A while ago I was browsing the papers from the U.K. and I happened upon an article entitled “10 incredibly simple financial rules EVERYONE should follow.”
Being the curious type and thinking I was pretty swish when it came to financial literacy – mainly through years of listening to my financial guru, the one and only David Koch from channel 7 Sunrise – I thought I’d just check out how I was traveling.
1. Be “micro expense” aware
The article explained that, as consumers, many of us are unconsciously spending without realising how much and on what. It pointed out that these day-to-day “micro expenses” can really mount up. Now my drug of choice is coffee which really helps me get through the day. But good coffee beans don’t come free in this life and at $4.50, coffee is not cheap. Just one measly cup of Joe every weekday racks up a staggering $1,170 a year on average, which is a lot of money, especially when you have 3 to 4 cups!The old adage of take care of the pennies and the pounds will take care of themselves rings true today more than ever. The bottom line is that we do need to make sure we are aware of our daily expenses so that we are able to stabilise our spending. I probably need to work on this one!
2. Budget like you’re Peter Costello or Paul Keating
Not wishing to get political or anything, but as I recall both these guys knew what was coming in and what was going out when they were in charge of the nation’s finances. When it comes to your family, the million dollar question is do you? There is nothing more powerful than establishing and following a family budget. Truthfully, this one also needs work.
3. Use technology to your advantage
I love technology, (ask Sabina!) and there are a plethora of new apps and services that can help you manage your finances. From keeping track of your budget, investing smartly and tracking your money in real time, so make the most of the tech on offer. This I get right! Yay!
4. Save, save, save
My Mum used to divide our pocket money into three bits. A third to spend, a third to save and a third to give to charity. She taught me that stashing a portion of the cash away every month was a powerful way to gain control and I was always oddly surprised with the results of this extremely positive habit, which eventually resulted in me buying my first car – a vermillion fire Holden Kingswood. So I definitely get a tick here!
4. Take an interest in finance
For many years while at Uni, when I wasn’t chasing girls, I had my head in psychology books. Writing a Phd didn’t leave much time for reading much else. As a result, I tended to just leave what little money I had in the bank, instead of making it work for me. This taught me that I really should have kept myself more informed with the latest financial news, even if it was just the basics. Do you know the current interest rates? Are your investments making any money? Can you get a better deal for any loans you may have? Being educated about finance is just plain smart. I’m better now in this department than I was back then!

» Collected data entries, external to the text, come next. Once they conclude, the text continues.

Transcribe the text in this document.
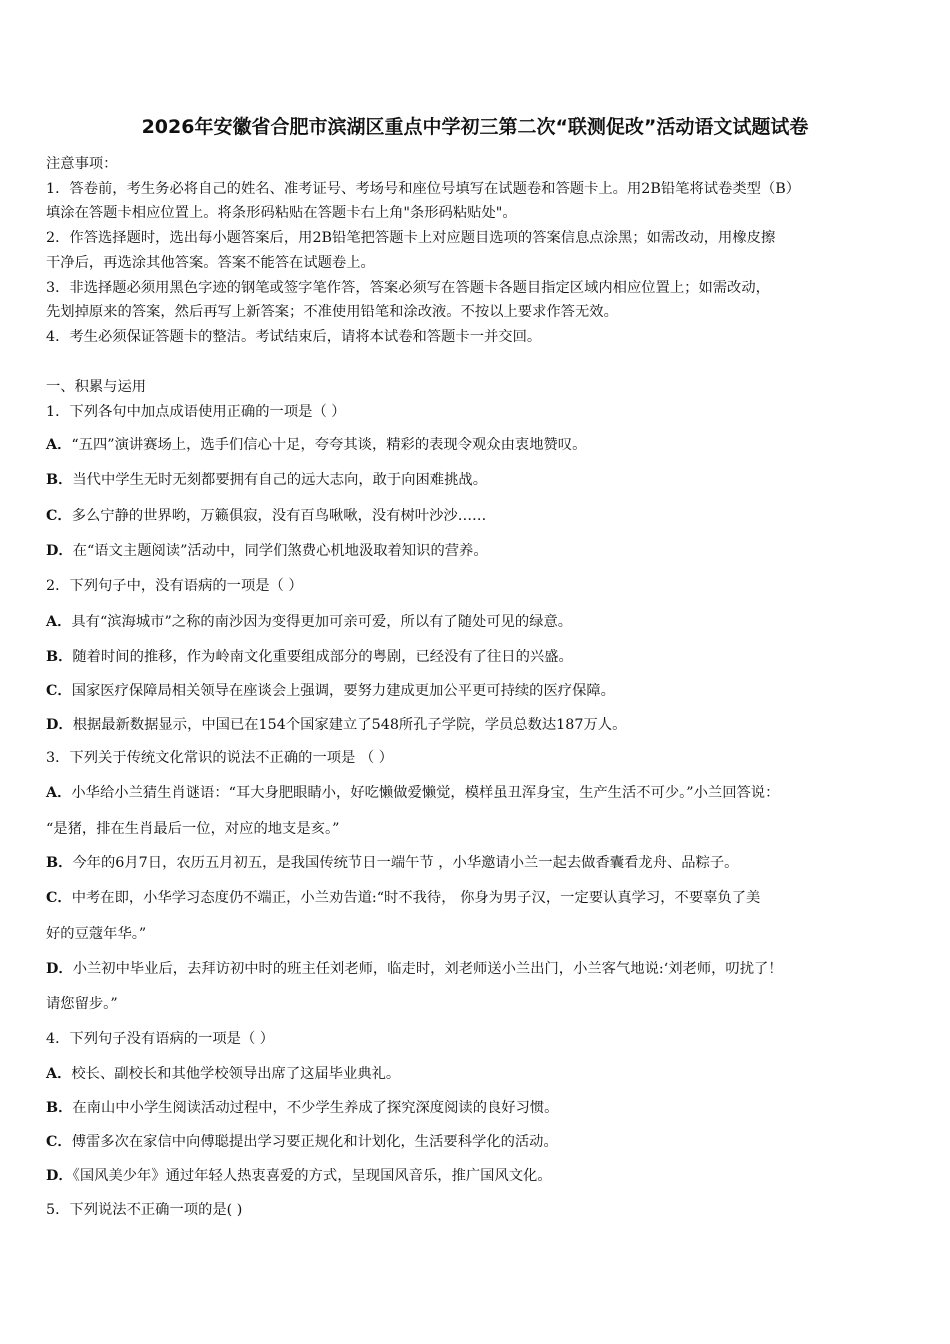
2026年安徽省合肥市滨湖区重点中学初三第二次“联测促改”活动语文试题试卷
注意事项：
1．答卷前，考生务必将自己的姓名、准考证号、考场号和座位号填写在试题卷和答题卡上。用2B铅笔将试卷类型（B）
填涂在答题卡相应位置上。将条形码粘贴在答题卡右上角"条形码粘贴处"。
2．作答选择题时，选出每小题答案后，用2B铅笔把答题卡上对应题目选项的答案信息点涂黑；如需改动，用橡皮擦
干净后，再选涂其他答案。答案不能答在试题卷上。
3．非选择题必须用黑色字迹的钢笔或签字笔作答，答案必须写在答题卡各题目指定区域内相应位置上；如需改动，
先划掉原来的答案，然后再写上新答案；不准使用铅笔和涂改液。不按以上要求作答无效。
4．考生必须保证答题卡的整洁。考试结束后，请将本试卷和答题卡一并交回。
一、积累与运用
1．下列各句中加点成语使用正确的一项是（ ）
A．“五四”演讲赛场上，选手们信心十足，夸夸其谈，精彩的表现令观众由衷地赞叹。
B．当代中学生无时无刻都要拥有自己的远大志向，敢于向困难挑战。
C．多么宁静的世界哟，万籁俱寂，没有百鸟啾啾，没有树叶沙沙……
D．在“语文主题阅读”活动中，同学们煞费心机地汲取着知识的营养。
2．下列句子中，没有语病的一项是（ ）
A．具有“滨海城市”之称的南沙因为变得更加可亲可爱，所以有了随处可见的绿意。
B．随着时间的推移，作为岭南文化重要组成部分的粤剧，已经没有了往日的兴盛。
C．国家医疗保障局相关领导在座谈会上强调，要努力建成更加公平更可持续的医疗保障。
D．根据最新数据显示，中国已在154个国家建立了548所孔子学院，学员总数达187万人。
3．下列关于传统文化常识的说法不正确的一项是 （ ）
A．小华给小兰猜生肖谜语：“耳大身肥眼睛小，好吃懒做爱懒觉，模样虽丑浑身宝，生产生活不可少。”小兰回答说：
“是猪，排在生肖最后一位，对应的地支是亥。”
B．今年的6月7日，农历五月初五，是我国传统节日一端午节 ，小华邀请小兰一起去做香囊看龙舟、品粽子。
C．中考在即，小华学习态度仍不端正，小兰劝告道:“时不我待， 你身为男子汉，一定要认真学习，不要辜负了美
好的豆蔻年华。”
D．小兰初中毕业后，去拜访初中时的班主任刘老师，临走时，刘老师送小兰出门，小兰客气地说:‘刘老师，叨扰了！
请您留步。”
4．下列句子没有语病的一项是（ ）
A．校长、副校长和其他学校领导出席了这届毕业典礼。
B．在南山中小学生阅读活动过程中，不少学生养成了探究深度阅读的良好习惯。
C．傅雷多次在家信中向傅聪提出学习要正规化和计划化，生活要科学化的活动。
D．《国风美少年》通过年轻人热衷喜爱的方式，呈现国风音乐，推广国风文化。
5．下列说法不正确一项的是( )
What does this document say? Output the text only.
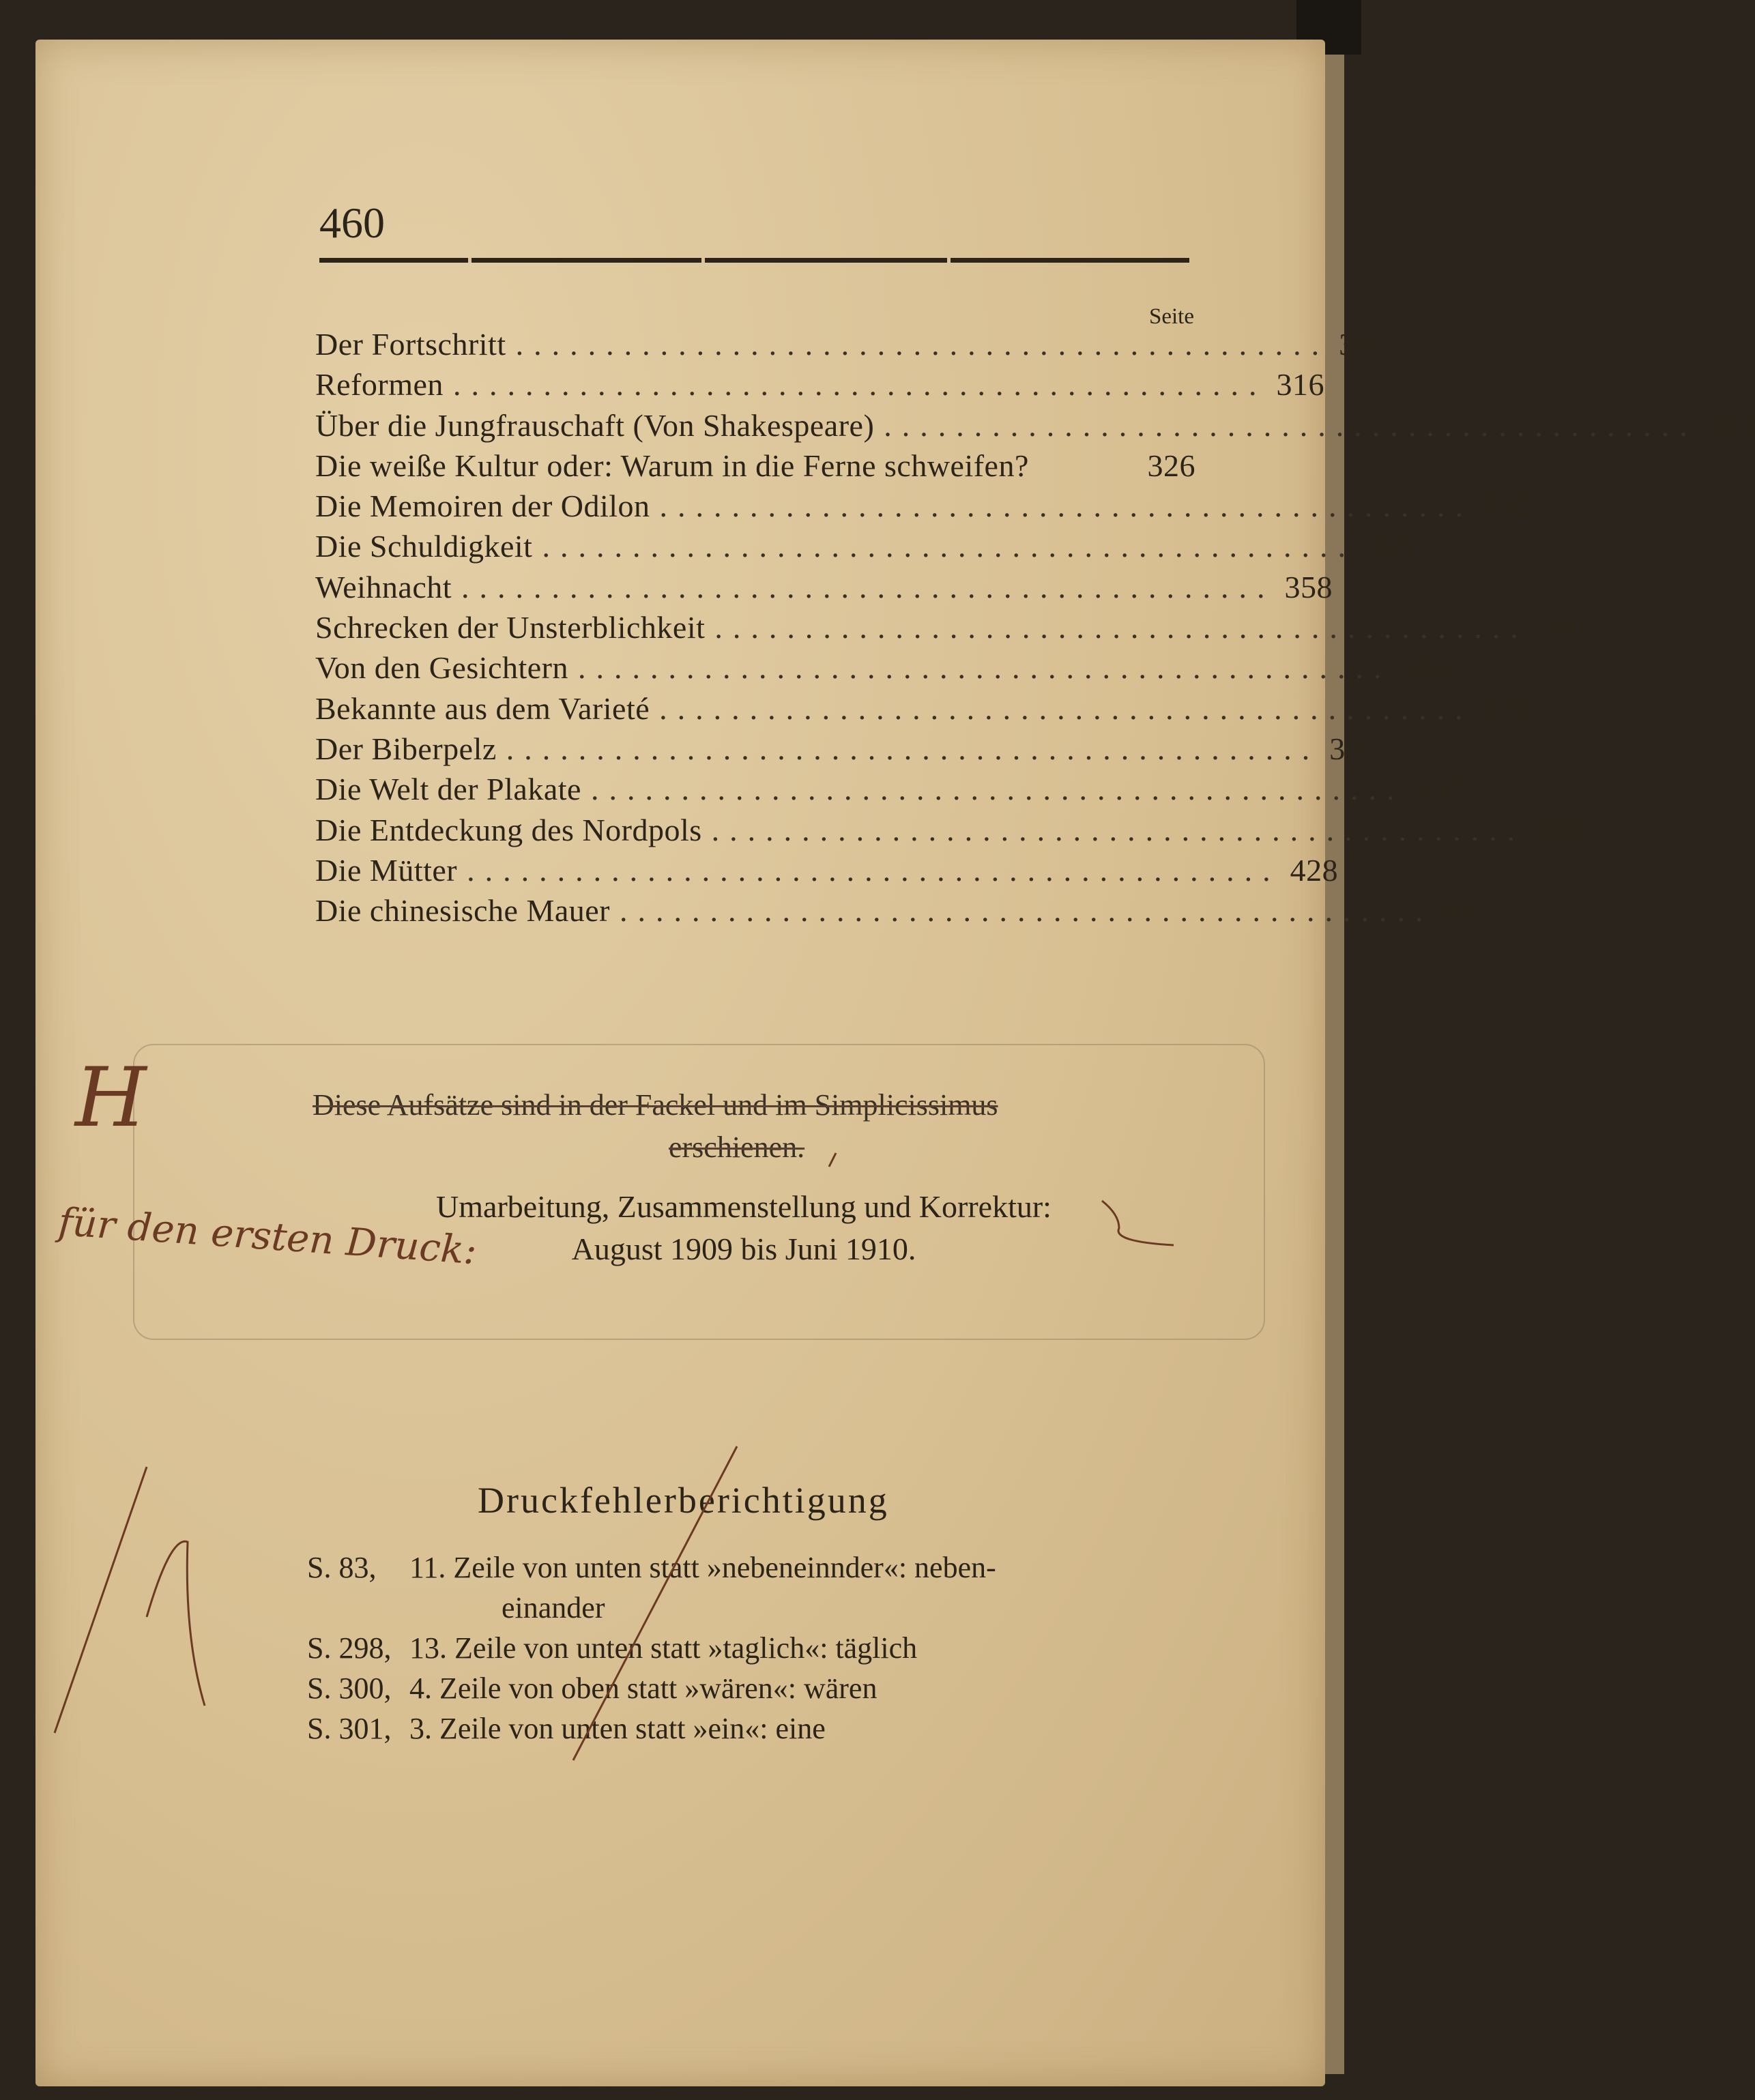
460
Seite
Der Fortschritt ............................................. 305
Reformen ............................................. 316
Über die Jungfrauschaft (Von Shakespeare) ............................................. 323
Die weiße Kultur oder: Warum in die Ferne schweifen?	326
Die Memoiren der Odilon ............................................. 332
Die Schuldigkeit ............................................. 355
Weihnacht ............................................. 358
Schrecken der Unsterblichkeit ............................................. 360
Von den Gesichtern ............................................. 368
Bekannte aus dem Varieté ............................................. 375
Der Biberpelz ............................................. 385
Die Welt der Plakate ............................................. 397
Die Entdeckung des Nordpols ............................................. 408
Die Mütter ............................................. 428
Die chinesische Mauer ............................................. 435
Diese Aufsätze sind in der Fackel und im Simplicissimus
erschienen.
Umarbeitung, Zusammenstellung und Korrektur:
August 1909 bis Juni 1910.
H
für den ersten Druck:
Druckfehlerberichtigung
S. 83,	11. Zeile von unten statt »nebeneinnder«: neben-
einander
S. 298, 13. Zeile von unten statt »taglich«: täglich
S. 300, 4. Zeile von oben statt »wären«: wären
S. 301, 3. Zeile von unten statt »ein«: eine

5. Make 2017 the year you get debt free
The article did contain bits of advice that seemed to come from the university of the bleeding obvious, like ‘stay out of debt’ or ‘clear up any debts you have as quickly as possible.’ Fair enough. Apart from my mortgage, which was pretty unavoidable, I have always tried to do this, so I reckon I get a pass here too.
6. Spend less than you earn
Well duh! This again is just common sense, although I remember growing up listening to the legendary broadcaster John Laws who used to say that common sense wasn’t all that common! But they are right, using technology (see point 3) the amount of real time information on my spending has never been better. We all should realise pretty quickly if we are spending more than we are earning. No excuses! Tick on that one!
7. Only use cash
This may be a heritage listed solution, but if you only take cash out the door and ditch the cards, you will better understand where and how you’re spending your money because it is actually disappearing physically before your eyes. Even if you do this just once a week it will remind you of the value of money in a way that pay wave cannot. I don’t do this at all – but might start a new tradition – having read the advice!
8. Check your transactions
The article did say that each day I should spend a minute or two to check my transactions from the previous day, to have a better understanding of how I am spending and what’s happening with my money. I actually do this – phew, another tick!!!
9. Use the 50/20/30 rule
I think Kochie mentioned this years ago. It involves dividing my monthly income into set chunks. For example, 50 per cent to go on living expenses, 20 per cent on savings, 30 per cent to spend on entertainment and going out. As a general principle, this is the best way to start your budgeting journey. Again I need to work more diligently on this one!
In conclusion, despite our best efforts, I think we all find ourselves struggling to make ends meet each month. For a whole lot of reasons, some within our control and others not, overspending is an all too familiar scenario for many families, but the experts in this article and the great David Koch say there’s a few simple steps you can follow to ensure you’re never short of cash. The Family Peace Foundation wishes you the best in budgeting!